Prabowo Batalkan Rencana Bagi Hasil ala Migas di Tambang Batu Bara
Pemerintah memastikan skema bagi hasil gross split yang selama ini diterapkan di sektor minyak dan gas bumi (migas) tidak akan diberlakukan pada industri pertambangan mineral dan batu bara (minerba). Hal ini disampaikan Menteri Energi dan Sumber Daya Mineral Bahlil Lahadalia dalam konferensi pers di Kompleks Parlemen, Jakarta Pusat, Senin (8/6).
Penegasan itu disampaikan atas dasar arahan Presiden Prabowo Subianto agar aturan yang berlaku di sektor pertambangan tetap dipertahankan. Bahlil menjelaskan bahwa skema gross split hanya berlaku untuk sektor migas dan tidak akan diadopsi ke sektor minerba. "Sistem di ESDM yang menganut mazhab gross split itu hanya ada pada sektor migas," kata Bahlil.

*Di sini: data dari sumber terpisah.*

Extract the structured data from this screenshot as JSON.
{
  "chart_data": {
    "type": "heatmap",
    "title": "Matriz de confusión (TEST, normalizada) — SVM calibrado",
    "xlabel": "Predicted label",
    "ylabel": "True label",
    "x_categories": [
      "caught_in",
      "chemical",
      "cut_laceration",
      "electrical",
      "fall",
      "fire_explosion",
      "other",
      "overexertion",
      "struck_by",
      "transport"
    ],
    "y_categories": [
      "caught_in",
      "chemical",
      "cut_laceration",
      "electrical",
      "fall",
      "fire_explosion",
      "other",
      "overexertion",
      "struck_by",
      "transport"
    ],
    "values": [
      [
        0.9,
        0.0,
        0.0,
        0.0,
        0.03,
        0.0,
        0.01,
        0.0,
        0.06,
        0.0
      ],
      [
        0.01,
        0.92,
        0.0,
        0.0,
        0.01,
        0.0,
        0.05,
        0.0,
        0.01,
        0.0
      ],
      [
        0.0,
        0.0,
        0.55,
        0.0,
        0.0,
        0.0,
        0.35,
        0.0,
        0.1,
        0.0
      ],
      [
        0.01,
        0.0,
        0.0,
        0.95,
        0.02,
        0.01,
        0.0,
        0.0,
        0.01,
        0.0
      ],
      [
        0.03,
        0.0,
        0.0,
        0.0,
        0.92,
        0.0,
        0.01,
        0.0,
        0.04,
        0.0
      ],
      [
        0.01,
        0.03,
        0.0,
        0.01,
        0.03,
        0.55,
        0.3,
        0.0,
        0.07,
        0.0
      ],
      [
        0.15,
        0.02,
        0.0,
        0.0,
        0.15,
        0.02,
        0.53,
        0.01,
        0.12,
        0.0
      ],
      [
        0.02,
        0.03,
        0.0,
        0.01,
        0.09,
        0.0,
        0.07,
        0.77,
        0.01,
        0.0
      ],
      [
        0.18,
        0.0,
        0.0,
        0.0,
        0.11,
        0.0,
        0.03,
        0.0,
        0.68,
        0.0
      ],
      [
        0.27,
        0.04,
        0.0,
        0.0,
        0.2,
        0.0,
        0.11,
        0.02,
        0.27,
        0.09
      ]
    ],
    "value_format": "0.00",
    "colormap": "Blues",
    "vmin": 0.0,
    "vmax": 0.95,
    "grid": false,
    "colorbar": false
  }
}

Bahlil juga menegaskan bahwa tidak ada perubahan aturan bagi pelaku usaha pertambangan yang sudah beroperasi maupun yang akan masuk ke sektor tersebut ke depan. "Sementara di sektor minerba tidak ada perubahan sama sekali, sehingga ini penting saya sampaikan untuk memberikan penegasan bahwa aturan yang sudah ada tidak ada perubahan untuk selamanya," ujarnya.
Pernyataan tersebut sekaligus menjawab kekhawatiran pelaku industri setelah sebelumnya muncul wacana penerapan pola kerja sama mirip migas dalam pengelolaan tambang. Beberapa waktu lalu, Bahlil sempat mengungkapkan pemerintah sedang mencari formulasi agar penerimaan negara dari sektor tambang dapat lebih optimal.